Despite this economic incentive, Sibel also shows an authentic devotion to Kemal. When he confesses his affair with Füsun, she tries to help him by taking him away for a stay in her parents’ other home, and eventually starts having sex with him occasionally, even though she wanted to abstain until their marriage. When she eventually realizes that Kemal’s obsession is only getting worse, she ends the engagement and does not see Kemal again for many years.  


Sibel helps to define Füsun’s character by way of contrasts. Whereas Sibel is presented as Kemal’s equal, Füsun is presented as someone whom Kemal can “master” or conquer. Sibel can identify the authenticity of status symbols, such as the Jenny Colon handbag, because of her privilege, while Füsun cares more about the “quality” of the object than its brand or origin. Sibel directly articulates the contrast between herself and Füsun by calling Kemal out for leaving her for a “common shopgirl.” Her anger toward Füsun’s class origins speaks to the snobbery and elitism of Sibel and her social circle.
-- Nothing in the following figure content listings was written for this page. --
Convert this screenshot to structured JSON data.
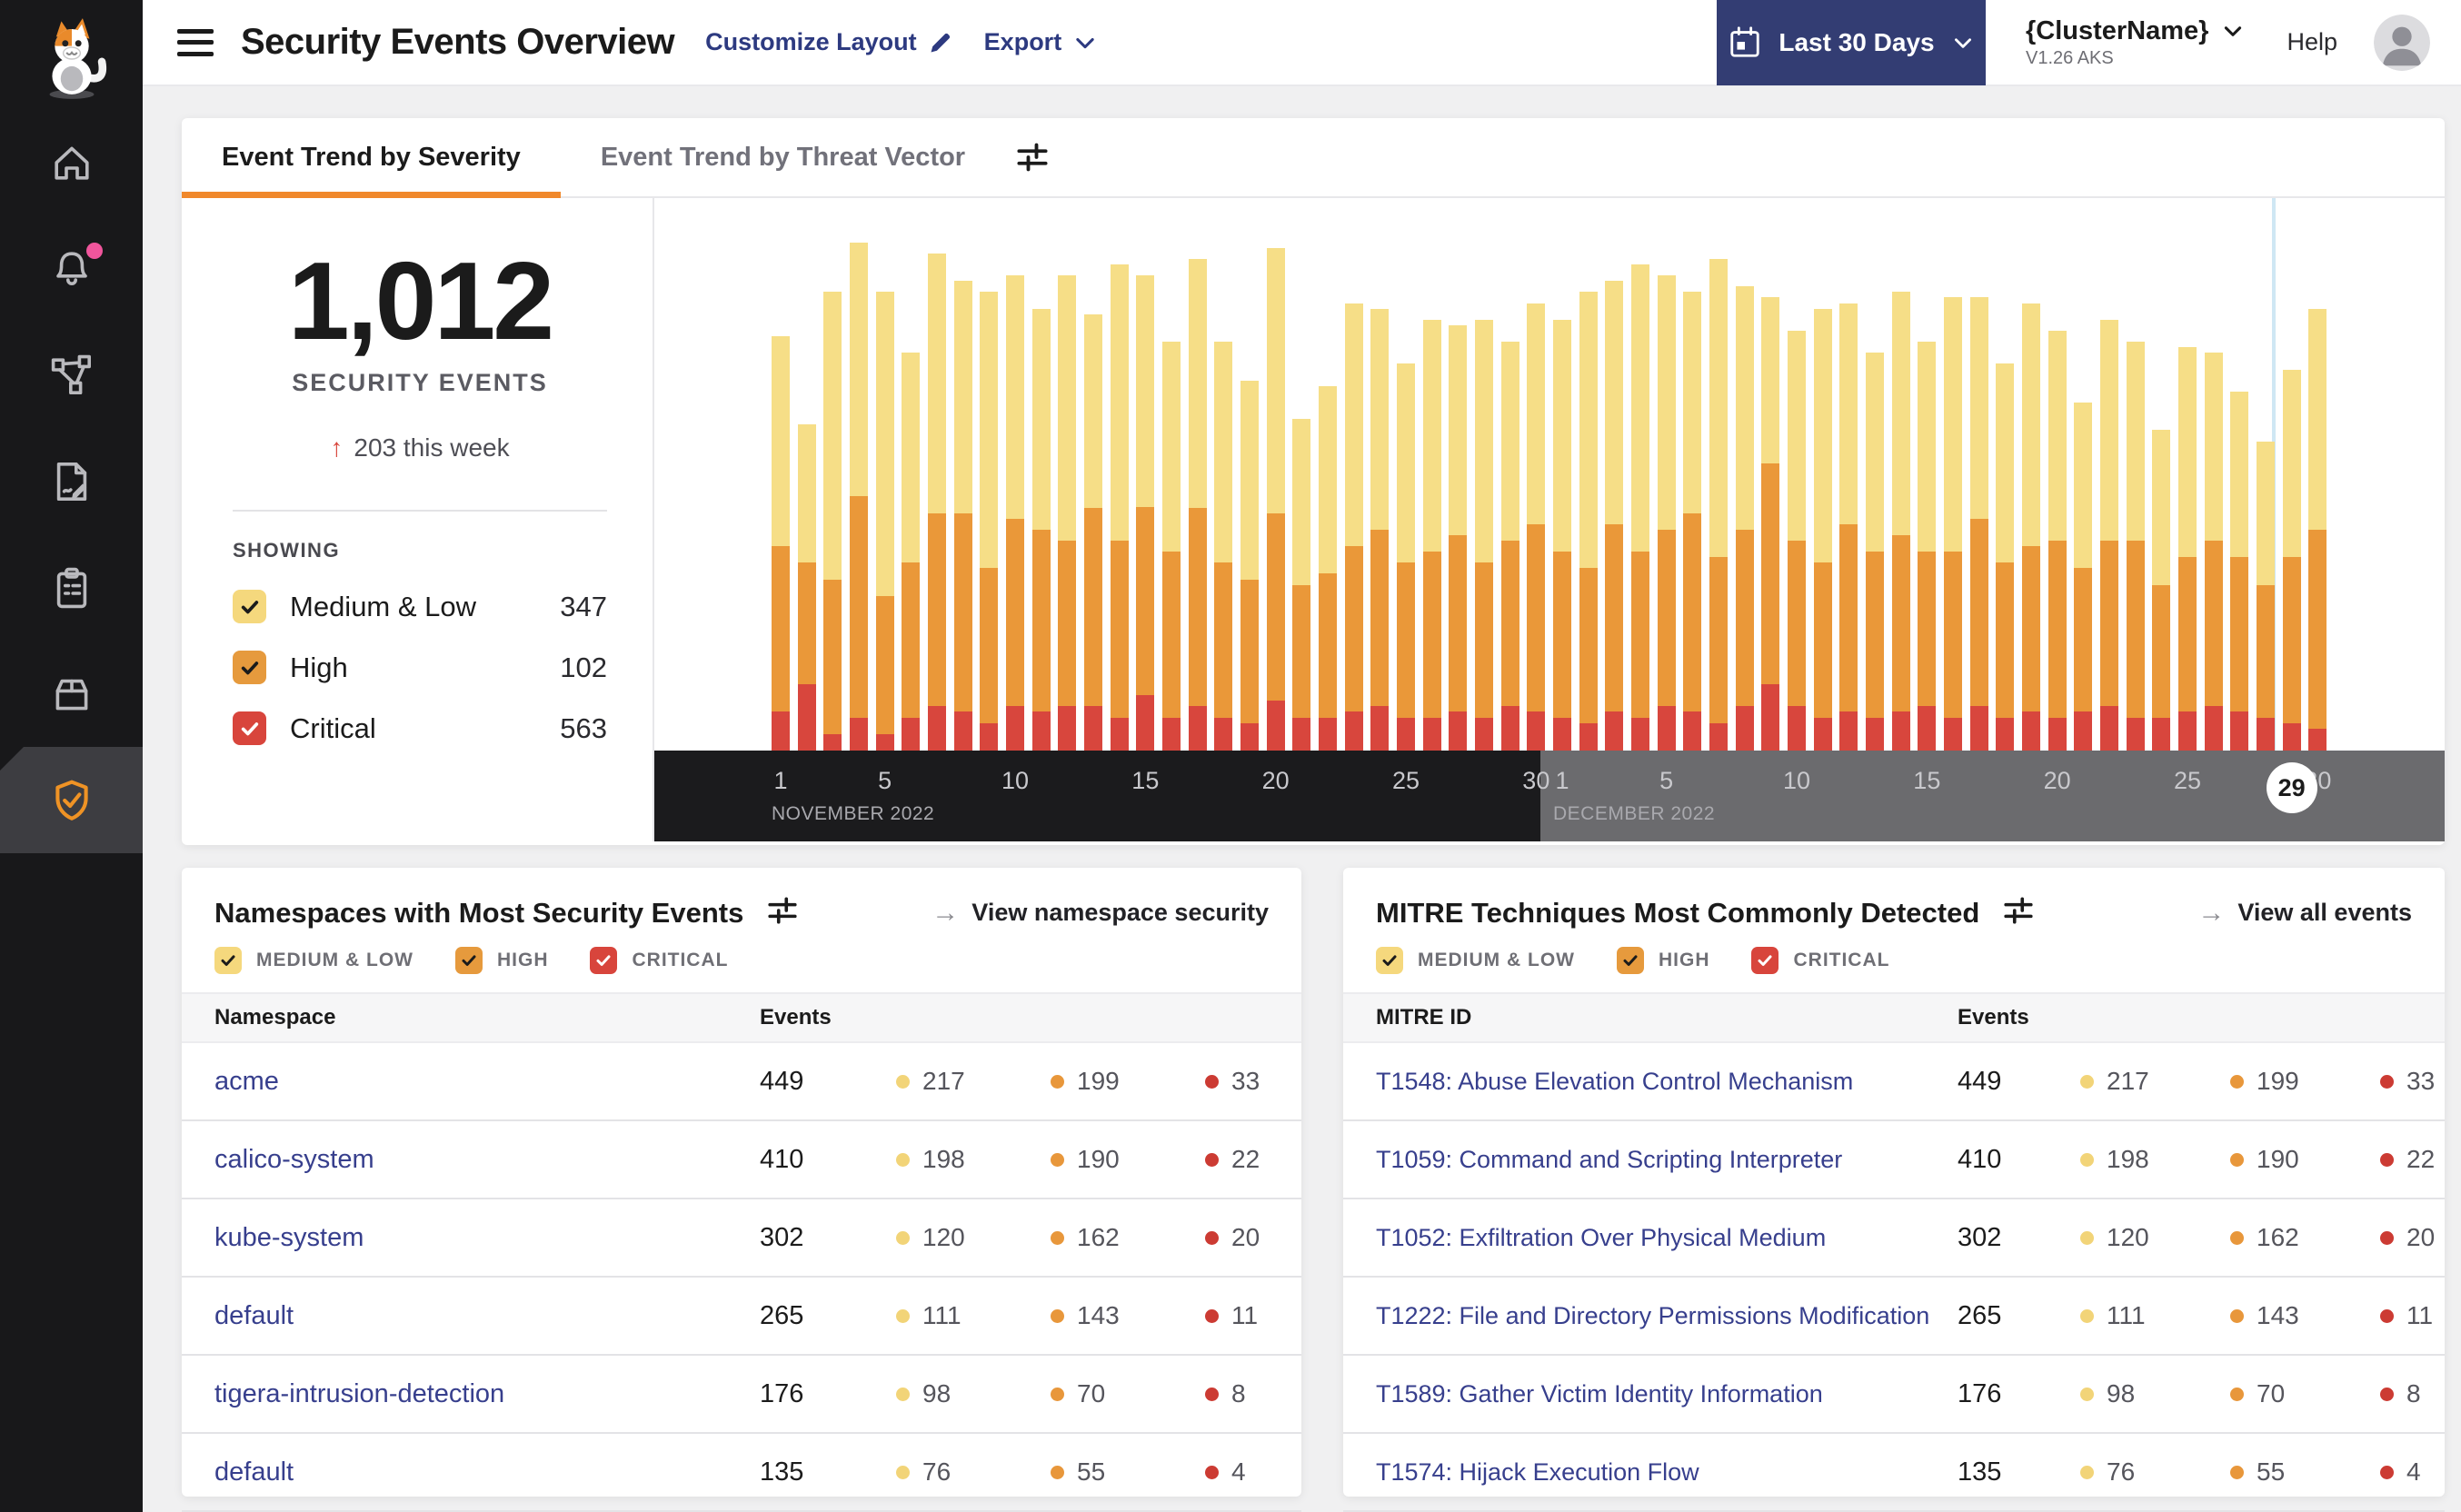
{
  "header": {
    "title": "Security Events Overview",
    "customize_layout": "Customize Layout",
    "export_label": "Export",
    "date_range": "Last 30 Days",
    "cluster_name": "{ClusterName}",
    "cluster_version": "V1.26 AKS",
    "help": "Help"
  },
  "sidebar": {
    "items": [
      {
        "icon": "home-icon"
      },
      {
        "icon": "bell-icon",
        "badge": true
      },
      {
        "icon": "network-graph-icon"
      },
      {
        "icon": "file-edit-icon"
      },
      {
        "icon": "clipboard-icon"
      },
      {
        "icon": "box-icon"
      },
      {
        "icon": "shield-check-icon",
        "active": true
      }
    ]
  },
  "tabs": [
    {
      "label": "Event Trend by Severity",
      "active": true
    },
    {
      "label": "Event Trend by Threat Vector",
      "active": false
    }
  ],
  "summary": {
    "total": "1,012",
    "total_label": "SECURITY EVENTS",
    "delta_arrow": "↑",
    "delta": "203 this week",
    "showing_label": "SHOWING",
    "filters": [
      {
        "label": "Medium & Low",
        "count": "347",
        "color": "#f5d87d",
        "checked": true
      },
      {
        "label": "High",
        "count": "102",
        "color": "#e69a3d",
        "checked": true
      },
      {
        "label": "Critical",
        "count": "563",
        "color": "#d8453c",
        "checked": true
      }
    ]
  },
  "chart_data": {
    "type": "bar",
    "stacked": true,
    "title": "Event Trend by Severity",
    "series_names": [
      "Medium & Low",
      "High",
      "Critical"
    ],
    "colors": {
      "medium_low": "#f6de87",
      "high": "#ea9839",
      "critical": "#d8463d"
    },
    "legend_position": "left-panel-checkboxes",
    "grid": false,
    "value_unit": "estimated percent of plot height (y axis unlabeled)",
    "months": [
      {
        "label": "NOVEMBER 2022",
        "ticks": [
          1,
          5,
          10,
          15,
          20,
          25,
          30
        ],
        "start_index": 0
      },
      {
        "label": "DECEMBER 2022",
        "ticks": [
          1,
          5,
          10,
          15,
          20,
          25
        ],
        "start_index": 30
      }
    ],
    "current_day_marker": {
      "label": "29",
      "index": 58
    },
    "hidden_tick_behind_marker": {
      "label": "30",
      "day": 30
    },
    "bars": [
      {
        "date": "Nov 1",
        "values": [
          38,
          30,
          7
        ]
      },
      {
        "date": "Nov 2",
        "values": [
          25,
          22,
          12
        ]
      },
      {
        "date": "Nov 3",
        "values": [
          52,
          28,
          3
        ]
      },
      {
        "date": "Nov 4",
        "values": [
          46,
          40,
          6
        ]
      },
      {
        "date": "Nov 5",
        "values": [
          55,
          25,
          3
        ]
      },
      {
        "date": "Nov 6",
        "values": [
          38,
          28,
          6
        ]
      },
      {
        "date": "Nov 7",
        "values": [
          47,
          35,
          8
        ]
      },
      {
        "date": "Nov 8",
        "values": [
          42,
          36,
          7
        ]
      },
      {
        "date": "Nov 9",
        "values": [
          50,
          28,
          5
        ]
      },
      {
        "date": "Nov 10",
        "values": [
          44,
          34,
          8
        ]
      },
      {
        "date": "Nov 11",
        "values": [
          40,
          33,
          7
        ]
      },
      {
        "date": "Nov 12",
        "values": [
          48,
          30,
          8
        ]
      },
      {
        "date": "Nov 13",
        "values": [
          35,
          36,
          8
        ]
      },
      {
        "date": "Nov 14",
        "values": [
          50,
          32,
          6
        ]
      },
      {
        "date": "Nov 15",
        "values": [
          42,
          34,
          10
        ]
      },
      {
        "date": "Nov 16",
        "values": [
          38,
          30,
          6
        ]
      },
      {
        "date": "Nov 17",
        "values": [
          45,
          36,
          8
        ]
      },
      {
        "date": "Nov 18",
        "values": [
          40,
          28,
          6
        ]
      },
      {
        "date": "Nov 19",
        "values": [
          36,
          26,
          5
        ]
      },
      {
        "date": "Nov 20",
        "values": [
          48,
          34,
          9
        ]
      },
      {
        "date": "Nov 21",
        "values": [
          30,
          24,
          6
        ]
      },
      {
        "date": "Nov 22",
        "values": [
          34,
          26,
          6
        ]
      },
      {
        "date": "Nov 23",
        "values": [
          44,
          30,
          7
        ]
      },
      {
        "date": "Nov 24",
        "values": [
          40,
          32,
          8
        ]
      },
      {
        "date": "Nov 25",
        "values": [
          36,
          28,
          6
        ]
      },
      {
        "date": "Nov 26",
        "values": [
          42,
          30,
          6
        ]
      },
      {
        "date": "Nov 27",
        "values": [
          38,
          32,
          7
        ]
      },
      {
        "date": "Nov 28",
        "values": [
          44,
          28,
          6
        ]
      },
      {
        "date": "Nov 29",
        "values": [
          36,
          30,
          8
        ]
      },
      {
        "date": "Nov 30",
        "values": [
          40,
          34,
          7
        ]
      },
      {
        "date": "Dec 1",
        "values": [
          42,
          30,
          6
        ]
      },
      {
        "date": "Dec 2",
        "values": [
          50,
          28,
          5
        ]
      },
      {
        "date": "Dec 3",
        "values": [
          44,
          34,
          7
        ]
      },
      {
        "date": "Dec 4",
        "values": [
          52,
          30,
          6
        ]
      },
      {
        "date": "Dec 5",
        "values": [
          46,
          32,
          8
        ]
      },
      {
        "date": "Dec 6",
        "values": [
          40,
          36,
          7
        ]
      },
      {
        "date": "Dec 7",
        "values": [
          54,
          30,
          5
        ]
      },
      {
        "date": "Dec 8",
        "values": [
          44,
          32,
          8
        ]
      },
      {
        "date": "Dec 9",
        "values": [
          30,
          40,
          12
        ]
      },
      {
        "date": "Dec 10",
        "values": [
          38,
          30,
          8
        ]
      },
      {
        "date": "Dec 11",
        "values": [
          46,
          28,
          6
        ]
      },
      {
        "date": "Dec 12",
        "values": [
          40,
          34,
          7
        ]
      },
      {
        "date": "Dec 13",
        "values": [
          36,
          30,
          6
        ]
      },
      {
        "date": "Dec 14",
        "values": [
          44,
          32,
          7
        ]
      },
      {
        "date": "Dec 15",
        "values": [
          38,
          28,
          8
        ]
      },
      {
        "date": "Dec 16",
        "values": [
          46,
          30,
          6
        ]
      },
      {
        "date": "Dec 17",
        "values": [
          40,
          34,
          8
        ]
      },
      {
        "date": "Dec 18",
        "values": [
          36,
          28,
          6
        ]
      },
      {
        "date": "Dec 19",
        "values": [
          44,
          30,
          7
        ]
      },
      {
        "date": "Dec 20",
        "values": [
          38,
          32,
          6
        ]
      },
      {
        "date": "Dec 21",
        "values": [
          30,
          26,
          7
        ]
      },
      {
        "date": "Dec 22",
        "values": [
          40,
          30,
          8
        ]
      },
      {
        "date": "Dec 23",
        "values": [
          36,
          32,
          6
        ]
      },
      {
        "date": "Dec 24",
        "values": [
          28,
          24,
          6
        ]
      },
      {
        "date": "Dec 25",
        "values": [
          38,
          28,
          7
        ]
      },
      {
        "date": "Dec 26",
        "values": [
          34,
          30,
          8
        ]
      },
      {
        "date": "Dec 27",
        "values": [
          30,
          28,
          7
        ]
      },
      {
        "date": "Dec 28",
        "values": [
          26,
          24,
          6
        ]
      },
      {
        "date": "Dec 29",
        "values": [
          34,
          30,
          5
        ]
      },
      {
        "date": "Dec 30",
        "values": [
          40,
          36,
          4
        ]
      }
    ]
  },
  "cards": {
    "namespaces": {
      "title": "Namespaces with Most Security Events",
      "link": "View namespace security",
      "filter_labels": [
        "MEDIUM & LOW",
        "HIGH",
        "CRITICAL"
      ],
      "columns": [
        "Namespace",
        "Events"
      ],
      "rows": [
        {
          "name": "acme",
          "total": "449",
          "medium_low": "217",
          "high": "199",
          "critical": "33"
        },
        {
          "name": "calico-system",
          "total": "410",
          "medium_low": "198",
          "high": "190",
          "critical": "22"
        },
        {
          "name": "kube-system",
          "total": "302",
          "medium_low": "120",
          "high": "162",
          "critical": "20"
        },
        {
          "name": "default",
          "total": "265",
          "medium_low": "111",
          "high": "143",
          "critical": "11"
        },
        {
          "name": "tigera-intrusion-detection",
          "total": "176",
          "medium_low": "98",
          "high": "70",
          "critical": "8"
        },
        {
          "name": "default",
          "total": "135",
          "medium_low": "76",
          "high": "55",
          "critical": "4"
        }
      ]
    },
    "mitre": {
      "title": "MITRE Techniques Most Commonly Detected",
      "link": "View all events",
      "filter_labels": [
        "MEDIUM & LOW",
        "HIGH",
        "CRITICAL"
      ],
      "columns": [
        "MITRE ID",
        "Events"
      ],
      "rows": [
        {
          "name": "T1548: Abuse Elevation Control Mechanism",
          "total": "449",
          "medium_low": "217",
          "high": "199",
          "critical": "33"
        },
        {
          "name": "T1059: Command and Scripting Interpreter",
          "total": "410",
          "medium_low": "198",
          "high": "190",
          "critical": "22"
        },
        {
          "name": "T1052: Exfiltration Over Physical Medium",
          "total": "302",
          "medium_low": "120",
          "high": "162",
          "critical": "20"
        },
        {
          "name": "T1222: File and Directory Permissions Modification",
          "total": "265",
          "medium_low": "111",
          "high": "143",
          "critical": "11"
        },
        {
          "name": "T1589: Gather Victim Identity Information",
          "total": "176",
          "medium_low": "98",
          "high": "70",
          "critical": "8"
        },
        {
          "name": "T1574: Hijack Execution Flow",
          "total": "135",
          "medium_low": "76",
          "high": "55",
          "critical": "4"
        }
      ]
    }
  },
  "colors": {
    "accent_orange": "#f0882b",
    "navy": "#333d73",
    "link_navy": "#373f8d",
    "critical_red": "#d8463d",
    "high_orange": "#ea9839",
    "medium_yellow": "#f6de87",
    "notification_pink": "#f0559c"
  }
}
Sibel’s perspective is important in exposing the solipsistic nature of Kemal’s obsession at the end of the novel. When Kemal turns the narration over to Orhan Pamuk, Pamuk gives voice to Sibel, who observes that Kemal looks unhappy in his old age. This observation contradicts Kemal’s assertion that he lived very happily, reminding the reader not to take Kemal’s recollections at face value.

Feridun

Feridun is Füsun’s husband and Kemal’s romantic rival. Unlike Kemal, who is older and richer than Füsun, Feridun is Füsun’s equal—a childhood friend who shares her ambitions to break out in the Turkish film industry. Feridun is initially defined by his artistic idealism. His disdain for commercial film stands in stark contrast to Kemal’s business-minded outlook. He wants to debut Füsun in an art film, but finds it difficult to achieve his artistic vision, which gives Kemal the upper hand as he leverages Feridun’s weaknesses to advance his personal agenda. Over time, Füsun sees both Kemal and Feridun as obstructions to her ambitions as an actress, since both men actively prevent her from taking on other film roles that could help her reach her goal.
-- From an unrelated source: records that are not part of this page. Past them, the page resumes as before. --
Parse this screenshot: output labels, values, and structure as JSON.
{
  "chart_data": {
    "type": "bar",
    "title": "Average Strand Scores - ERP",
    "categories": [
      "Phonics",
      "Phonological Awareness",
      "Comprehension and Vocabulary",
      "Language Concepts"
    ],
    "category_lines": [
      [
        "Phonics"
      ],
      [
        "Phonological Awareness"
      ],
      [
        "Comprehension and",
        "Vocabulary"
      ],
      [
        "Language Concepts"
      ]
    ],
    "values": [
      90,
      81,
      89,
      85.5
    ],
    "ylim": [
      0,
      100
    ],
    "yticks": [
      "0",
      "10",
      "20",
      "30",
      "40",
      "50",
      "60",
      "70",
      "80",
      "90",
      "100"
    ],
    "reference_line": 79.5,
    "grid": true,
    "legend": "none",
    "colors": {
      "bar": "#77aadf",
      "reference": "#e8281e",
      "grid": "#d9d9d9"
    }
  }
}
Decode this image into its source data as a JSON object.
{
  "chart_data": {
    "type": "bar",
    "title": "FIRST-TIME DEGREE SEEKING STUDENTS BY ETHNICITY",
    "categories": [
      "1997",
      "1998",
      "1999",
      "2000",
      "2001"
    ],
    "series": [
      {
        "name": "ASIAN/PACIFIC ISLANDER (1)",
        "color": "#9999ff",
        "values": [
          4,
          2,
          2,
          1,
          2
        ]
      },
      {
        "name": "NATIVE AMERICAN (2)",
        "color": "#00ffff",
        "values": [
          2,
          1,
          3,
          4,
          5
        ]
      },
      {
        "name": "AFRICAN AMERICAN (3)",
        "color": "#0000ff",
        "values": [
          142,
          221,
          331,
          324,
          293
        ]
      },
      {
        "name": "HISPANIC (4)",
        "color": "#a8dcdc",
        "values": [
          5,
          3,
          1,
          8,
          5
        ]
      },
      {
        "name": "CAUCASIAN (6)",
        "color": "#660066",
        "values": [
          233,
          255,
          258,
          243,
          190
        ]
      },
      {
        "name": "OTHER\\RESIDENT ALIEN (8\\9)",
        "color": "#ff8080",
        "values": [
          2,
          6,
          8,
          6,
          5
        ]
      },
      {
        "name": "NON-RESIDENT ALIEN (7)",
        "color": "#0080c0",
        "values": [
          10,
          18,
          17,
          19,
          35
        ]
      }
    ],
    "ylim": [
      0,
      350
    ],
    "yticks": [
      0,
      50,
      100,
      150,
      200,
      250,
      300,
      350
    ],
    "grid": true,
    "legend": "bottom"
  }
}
By the end of the narrative, Feridun has given in to the cynicism of Kemal’s business-minded outlook. He resigns himself to making a commercial film to get his career off the ground. Having promised Füsun that she would debut in an art film, Feridun instead casts an emerging actress named Papatya, who eventually becomes his mistress. By this point, Feridun no longer resembles the man he once was, compromising his idealistic vision for the sake of financial progress. This culminates in his final request before exiting the narrative, which is a controlling stake in the film studio Kemal starts for him, Lemon Films.

Nesibe Keskin

Nesibe Keskin is Füsun’s mother. She is a flat, static character who is defined by her passive acceptance of her family’s circumstances. She works as a seamstress, but due to her working-class status and the death of her husband, Tarık, she must continue working into her old age, unable to retire for practical reasons.
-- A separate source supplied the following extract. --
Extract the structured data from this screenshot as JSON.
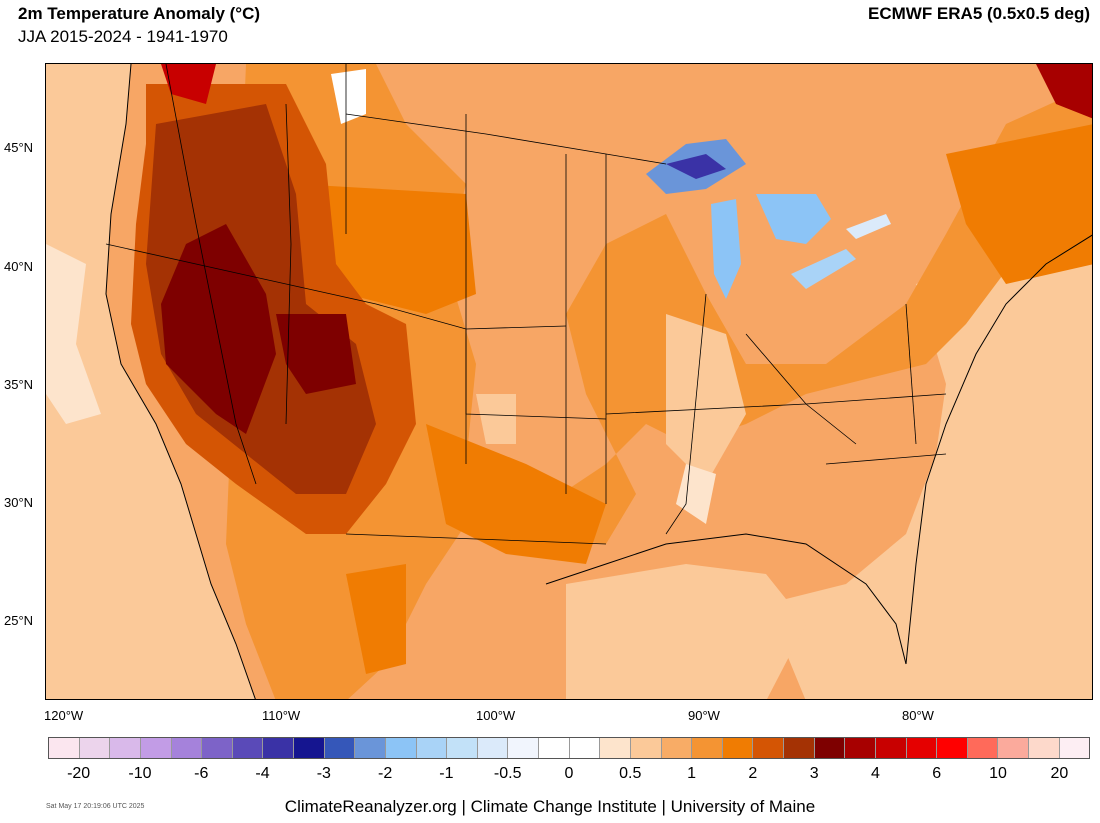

Nesibe initially accepts Füsun’s marriage to Feridun because Tarık sees it as the only way to help Füsun after she fails her university entrance exams. When Kemal enters their family life, however, she encourages him by indicating that she prefers him as a match for Füsun. Unwittingly, this drives Kemal’s years-long campaign to undermine Feridun and steal Füsun away from him. Nesibe demonstrates her passivity when Kemal starts stealing objects from their household. Though Kemal tries to compensate her by replacing the stolen objects and leaving money behind, her opinion of Kemal does not change, and she continues to support his pursuit of Füsun after Feridun has divorced her.


The tragedy of Füsun’s death extends to Nesibe’s displacement from the last home she shared with Tarık and Füsun, as Kemal moves to claim it from her in order to found the Museum of Innocence. This behavior underscores Kemal’s lack of empathy and selfishness, as he never considers the impact of the eviction on Nesibe. By asking her to vacate her house and moving her elsewhere, he turns her emotions into an accessory for the satisfaction of his own. Nesibe accepts her fate.